(サイカチ物語・第8章・遂志・2)
二
私は、ゴールデンウイーク前半に三日間ほど休暇を取って東京に行ってきた。慢性的な人手不足から夜勤のある病棟勤務でまとまった休暇を取るのは容易では無い。でも、ここ二ヶ月、同僚や後輩が希望する休暇日の取得を優先するよう勤務ローテーション作りに協力したことと、早くから休みたい三日間を伝えてあったことから看護師長が私の土日月の三連休取得を考慮してくれた。私は看護師になって七年目になる。
梨花さんから電話で教えて貰った大宮駅東口の喫茶店で土曜日の午前十一時半に待ち合わせた。ボンボンバザールというその店は駅近のビルの一階にあり場所はすぐ分かった。
大宮市内にある自治医科大学付属さいたま医療センターに勤務する及川君が駆けつけ易いだろうと、梨花さんが調べて選んだというその店は個室が有り、食事も出来る居酒屋風でもあった。
外来診療が無い休祭日とは言え、及川君も病棟の回診や救急対応のローテーションに組み込まれ恐らく時間を空けるのも連続して休暇日を取るのも大変だったろう。
あの日、店員に案内されて約束時間の十分前に個室を覗いた。三人は先に来ていた。所沢市内に住む梨花さんと所沢駅で待ち合わせて一緒に来たという熊谷君は所沢の駅からこの店までは約一時間だという。私は仙台駅から大宮駅まで新幹線で一時間半程だ。仙台から駆けつけるのと大して変わらない所要時間だなと思った。
及川君に会ったのは高校卒業以来だ。正確に言うと、高校三年の冬、大籠キリスト教会で佐藤美希さんの葬儀があった十二月二十五日、クリスマスの日に言葉を交わすこともなく彼の姿を見て以来だった。
佐藤美希さんは病気が若年性乳癌と分かって僅か半年後に亡くなった。彼女の死はクラス仲間というより最後の三年生全員にとっても先生方にとっても驚きだった。ましてや及川君にとって幼馴染みであり、小学も中学も高校も同じ学校に通い、好きだった彼女の死だ。私達が考える以上に相当なショックだったろう。
彼は美希さんが亡くなって以来、年が明けても不登校のまま、卒業式さえも欠席した。
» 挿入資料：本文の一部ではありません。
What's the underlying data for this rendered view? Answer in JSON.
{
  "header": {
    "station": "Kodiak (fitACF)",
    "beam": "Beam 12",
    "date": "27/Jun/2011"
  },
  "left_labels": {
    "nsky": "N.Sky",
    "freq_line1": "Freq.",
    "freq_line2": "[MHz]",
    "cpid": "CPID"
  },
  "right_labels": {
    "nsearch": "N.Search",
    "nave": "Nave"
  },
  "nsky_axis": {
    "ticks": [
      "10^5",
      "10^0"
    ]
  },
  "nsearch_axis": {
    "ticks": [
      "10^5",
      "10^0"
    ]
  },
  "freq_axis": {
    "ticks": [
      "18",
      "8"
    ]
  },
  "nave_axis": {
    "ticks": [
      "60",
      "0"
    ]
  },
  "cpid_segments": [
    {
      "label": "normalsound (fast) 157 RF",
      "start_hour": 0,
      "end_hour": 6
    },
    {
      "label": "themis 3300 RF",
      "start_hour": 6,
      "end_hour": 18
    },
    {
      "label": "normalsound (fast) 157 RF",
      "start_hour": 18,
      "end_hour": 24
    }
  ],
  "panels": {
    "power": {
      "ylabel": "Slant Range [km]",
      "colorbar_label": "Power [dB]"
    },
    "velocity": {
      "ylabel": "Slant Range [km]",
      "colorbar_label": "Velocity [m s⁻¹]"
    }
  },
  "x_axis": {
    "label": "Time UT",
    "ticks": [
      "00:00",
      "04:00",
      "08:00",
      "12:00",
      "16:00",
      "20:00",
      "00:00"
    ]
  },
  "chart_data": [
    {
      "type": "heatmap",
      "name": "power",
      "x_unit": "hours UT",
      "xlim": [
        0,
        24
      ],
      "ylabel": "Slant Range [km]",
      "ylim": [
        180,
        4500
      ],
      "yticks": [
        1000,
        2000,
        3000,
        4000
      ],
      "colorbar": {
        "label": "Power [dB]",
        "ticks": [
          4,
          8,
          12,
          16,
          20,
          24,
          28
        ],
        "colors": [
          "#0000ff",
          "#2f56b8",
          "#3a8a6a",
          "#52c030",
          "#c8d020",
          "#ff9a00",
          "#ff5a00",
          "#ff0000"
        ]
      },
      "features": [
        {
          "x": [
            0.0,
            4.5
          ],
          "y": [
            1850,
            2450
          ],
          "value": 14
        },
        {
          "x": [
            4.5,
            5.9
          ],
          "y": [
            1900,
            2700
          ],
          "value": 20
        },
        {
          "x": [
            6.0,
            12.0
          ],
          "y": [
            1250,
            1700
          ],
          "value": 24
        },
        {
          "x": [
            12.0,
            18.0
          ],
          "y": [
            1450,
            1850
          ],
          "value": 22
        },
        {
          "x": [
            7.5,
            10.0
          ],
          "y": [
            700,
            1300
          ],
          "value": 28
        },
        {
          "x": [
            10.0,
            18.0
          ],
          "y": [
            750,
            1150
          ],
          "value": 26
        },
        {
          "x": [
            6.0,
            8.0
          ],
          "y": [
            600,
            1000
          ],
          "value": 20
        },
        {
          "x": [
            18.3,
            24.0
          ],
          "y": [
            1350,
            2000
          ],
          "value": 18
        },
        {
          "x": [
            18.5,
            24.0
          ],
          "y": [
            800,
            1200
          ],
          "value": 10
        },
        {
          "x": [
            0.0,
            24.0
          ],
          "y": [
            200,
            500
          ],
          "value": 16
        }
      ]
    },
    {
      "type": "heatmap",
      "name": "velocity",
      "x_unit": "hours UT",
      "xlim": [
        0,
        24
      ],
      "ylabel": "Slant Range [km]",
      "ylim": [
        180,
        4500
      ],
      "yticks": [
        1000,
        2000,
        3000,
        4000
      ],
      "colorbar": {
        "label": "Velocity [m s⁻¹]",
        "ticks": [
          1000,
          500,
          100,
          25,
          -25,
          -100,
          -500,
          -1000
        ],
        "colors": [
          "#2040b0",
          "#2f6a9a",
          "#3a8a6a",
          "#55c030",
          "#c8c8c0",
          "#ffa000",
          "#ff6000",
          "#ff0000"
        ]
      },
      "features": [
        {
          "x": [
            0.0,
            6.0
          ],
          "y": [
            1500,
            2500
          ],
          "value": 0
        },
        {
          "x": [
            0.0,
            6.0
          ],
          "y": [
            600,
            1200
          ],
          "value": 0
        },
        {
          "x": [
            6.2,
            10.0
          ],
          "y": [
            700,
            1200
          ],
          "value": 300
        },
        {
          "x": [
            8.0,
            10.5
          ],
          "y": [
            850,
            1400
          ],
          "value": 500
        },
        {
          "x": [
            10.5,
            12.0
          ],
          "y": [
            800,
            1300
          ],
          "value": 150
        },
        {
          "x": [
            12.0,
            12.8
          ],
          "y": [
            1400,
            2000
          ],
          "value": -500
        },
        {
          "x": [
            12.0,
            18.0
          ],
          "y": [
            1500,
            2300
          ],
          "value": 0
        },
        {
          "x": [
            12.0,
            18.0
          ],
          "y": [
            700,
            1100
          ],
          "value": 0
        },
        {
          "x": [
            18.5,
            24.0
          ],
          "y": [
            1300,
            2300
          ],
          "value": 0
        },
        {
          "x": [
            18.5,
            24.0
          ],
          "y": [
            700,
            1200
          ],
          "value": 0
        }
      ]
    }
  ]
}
藤高新聞の最終号に商社マンと将来の目標を書いた彼だけど、その後、自治医科大学に学び医師になったのは美希さんの死がキッカケだったのに間違い無い。
あれから十年の歳月が過ぎている。目にした及川君は高校時代よりも肩幅も広がり一層ガッシリして逞しく見えた。頭髪が高校時代の五分刈りからごく普通の髪形に変わり、白ワイシャツにネクタイ無しの紺の背広姿だった。側に置いた革製の鞄は長方形で蓋の部分が丸みを帯びている蒲鉾型で聴診器等医療器具が入るお医者さん専用の鞄だった。
熊谷君に会ったのも六年ぶりだ。彼が大学三年の終わり、あの東日本大震災の時にボランテイァで陸前高田市に通っていると言った平成二十三年の三月末以来だ。私はあの時、看護師になる国家試験を受験したばかりで看護専門学校の卒業式を終えた後だった。四月から仙台市立病院に勤務する事が決まっていて、近況報告と父母の顔見たさに一泊二日で藤沢の町に帰った時の、町中のバス停前でのたまたまの再会だった。
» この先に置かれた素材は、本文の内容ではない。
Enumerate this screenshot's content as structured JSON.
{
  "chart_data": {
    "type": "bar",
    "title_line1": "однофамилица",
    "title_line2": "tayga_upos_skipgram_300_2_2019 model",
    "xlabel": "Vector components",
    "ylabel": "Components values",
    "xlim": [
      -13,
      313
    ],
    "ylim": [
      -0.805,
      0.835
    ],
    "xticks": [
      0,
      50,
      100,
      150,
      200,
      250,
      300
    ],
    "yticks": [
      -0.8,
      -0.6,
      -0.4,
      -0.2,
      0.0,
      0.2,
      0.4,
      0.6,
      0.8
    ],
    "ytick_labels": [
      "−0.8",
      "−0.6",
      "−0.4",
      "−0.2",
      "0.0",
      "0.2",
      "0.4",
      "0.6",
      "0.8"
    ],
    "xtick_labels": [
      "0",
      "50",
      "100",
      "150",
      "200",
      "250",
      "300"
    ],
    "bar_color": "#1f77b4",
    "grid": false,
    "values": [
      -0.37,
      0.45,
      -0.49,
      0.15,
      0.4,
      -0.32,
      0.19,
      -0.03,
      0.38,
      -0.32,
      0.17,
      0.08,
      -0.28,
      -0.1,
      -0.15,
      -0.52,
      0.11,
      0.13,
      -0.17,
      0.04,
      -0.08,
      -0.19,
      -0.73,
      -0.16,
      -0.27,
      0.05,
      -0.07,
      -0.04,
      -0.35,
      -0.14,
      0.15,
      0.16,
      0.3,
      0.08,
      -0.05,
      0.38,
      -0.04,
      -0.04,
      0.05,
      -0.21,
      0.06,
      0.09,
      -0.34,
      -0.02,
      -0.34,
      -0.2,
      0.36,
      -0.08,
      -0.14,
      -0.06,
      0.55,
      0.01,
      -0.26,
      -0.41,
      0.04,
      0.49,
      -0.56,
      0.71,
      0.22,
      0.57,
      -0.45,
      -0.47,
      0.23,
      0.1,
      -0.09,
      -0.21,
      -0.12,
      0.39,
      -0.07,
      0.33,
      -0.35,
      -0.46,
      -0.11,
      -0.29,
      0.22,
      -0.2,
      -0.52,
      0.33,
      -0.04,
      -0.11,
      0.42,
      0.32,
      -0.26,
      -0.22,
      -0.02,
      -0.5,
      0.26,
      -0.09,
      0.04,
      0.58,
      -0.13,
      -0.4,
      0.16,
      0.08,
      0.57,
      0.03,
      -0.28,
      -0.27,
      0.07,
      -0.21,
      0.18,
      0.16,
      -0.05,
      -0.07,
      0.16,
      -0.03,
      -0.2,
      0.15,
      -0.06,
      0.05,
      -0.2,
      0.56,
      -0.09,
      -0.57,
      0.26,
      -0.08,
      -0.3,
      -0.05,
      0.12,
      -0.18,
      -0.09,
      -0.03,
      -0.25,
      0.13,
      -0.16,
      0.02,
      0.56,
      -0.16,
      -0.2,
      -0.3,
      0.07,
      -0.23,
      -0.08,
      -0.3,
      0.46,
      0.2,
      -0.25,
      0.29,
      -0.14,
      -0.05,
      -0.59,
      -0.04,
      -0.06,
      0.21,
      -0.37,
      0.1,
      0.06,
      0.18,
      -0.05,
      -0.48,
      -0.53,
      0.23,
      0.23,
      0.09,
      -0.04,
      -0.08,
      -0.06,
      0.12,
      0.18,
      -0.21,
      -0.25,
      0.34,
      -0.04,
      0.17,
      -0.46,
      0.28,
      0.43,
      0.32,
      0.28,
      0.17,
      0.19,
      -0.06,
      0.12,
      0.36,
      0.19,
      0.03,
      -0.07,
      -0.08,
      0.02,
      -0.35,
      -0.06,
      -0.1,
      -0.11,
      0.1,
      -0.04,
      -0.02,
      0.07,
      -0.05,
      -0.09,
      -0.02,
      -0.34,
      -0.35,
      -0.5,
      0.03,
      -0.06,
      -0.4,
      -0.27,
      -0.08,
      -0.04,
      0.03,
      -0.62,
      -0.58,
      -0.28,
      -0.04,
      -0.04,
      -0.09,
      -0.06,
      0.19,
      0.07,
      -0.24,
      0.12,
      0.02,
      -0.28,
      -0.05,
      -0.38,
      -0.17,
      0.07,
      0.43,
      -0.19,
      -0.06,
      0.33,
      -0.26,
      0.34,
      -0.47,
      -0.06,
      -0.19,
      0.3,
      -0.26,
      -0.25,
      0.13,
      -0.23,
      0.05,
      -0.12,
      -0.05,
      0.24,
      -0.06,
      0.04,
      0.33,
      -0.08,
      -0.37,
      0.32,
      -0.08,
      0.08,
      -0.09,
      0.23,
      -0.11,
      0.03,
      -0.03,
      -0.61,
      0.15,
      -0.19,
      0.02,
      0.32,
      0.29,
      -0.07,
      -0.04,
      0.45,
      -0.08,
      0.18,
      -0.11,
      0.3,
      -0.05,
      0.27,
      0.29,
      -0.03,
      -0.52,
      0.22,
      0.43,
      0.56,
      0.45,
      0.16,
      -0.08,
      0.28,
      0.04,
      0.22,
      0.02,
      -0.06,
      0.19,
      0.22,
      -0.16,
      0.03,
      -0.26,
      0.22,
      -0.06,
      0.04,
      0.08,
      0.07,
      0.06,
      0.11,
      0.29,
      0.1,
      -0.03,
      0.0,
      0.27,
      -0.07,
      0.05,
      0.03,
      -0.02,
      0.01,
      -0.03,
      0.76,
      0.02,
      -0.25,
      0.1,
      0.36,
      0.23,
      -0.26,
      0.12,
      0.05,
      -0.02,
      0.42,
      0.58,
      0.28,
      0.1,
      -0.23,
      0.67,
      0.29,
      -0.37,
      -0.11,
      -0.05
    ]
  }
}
熊谷君は四年を終わったら大学院に進学する予定だと、あの時にも研究している日本の中世史等の歴史について情熱を持って語った。高校生時代、誰もが熊谷医院の後継者として医学部に進むと思っていたのに、刷り上がった藤高新聞最終号に掲載された私達の将来の夢、目標欄の彼の写真の左横には歴史文学関係の研究者とあった。アンケート調査を纏めた三人なのに、及川君も私も彼が医師志望から変更したことを一言も聞かされていなかった。彼の進路変更に岩城先生の影響があった事は間違い無いだろう。私は当時、熊谷君は家族をどう説得したのだろうと思った。
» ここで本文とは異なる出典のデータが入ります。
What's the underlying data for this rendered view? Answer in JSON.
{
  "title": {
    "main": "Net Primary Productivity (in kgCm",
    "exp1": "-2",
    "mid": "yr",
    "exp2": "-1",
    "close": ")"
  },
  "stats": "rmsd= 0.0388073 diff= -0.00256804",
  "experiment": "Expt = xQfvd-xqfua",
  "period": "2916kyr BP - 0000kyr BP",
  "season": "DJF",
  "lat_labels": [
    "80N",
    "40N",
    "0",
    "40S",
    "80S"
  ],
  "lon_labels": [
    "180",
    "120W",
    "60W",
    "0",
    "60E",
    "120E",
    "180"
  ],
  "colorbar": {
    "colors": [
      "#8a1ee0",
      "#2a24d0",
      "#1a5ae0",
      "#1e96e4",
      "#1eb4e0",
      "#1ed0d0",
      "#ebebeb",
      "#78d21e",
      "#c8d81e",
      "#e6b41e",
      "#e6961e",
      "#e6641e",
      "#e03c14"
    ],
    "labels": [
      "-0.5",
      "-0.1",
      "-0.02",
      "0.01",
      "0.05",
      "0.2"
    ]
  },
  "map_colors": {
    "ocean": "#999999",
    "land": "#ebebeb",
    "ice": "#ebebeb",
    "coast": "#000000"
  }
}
その彼が大学院も終えて博士号を取ったこと、この四月から引き続き大学に残り職員として研究を続けることになっていると梨花さんからの結婚報告と同時の電話で知った。
熊谷君は今は眼鏡を掛けていた。頭髪が幾分長めで白地に細い黒ストライプの入ったワイシャツのノーネクタイ、グレー系の背広姿で、梨花さんの好みが入っているのかしらと思いながら学究者と聞けばなるほどと思うような容姿だった。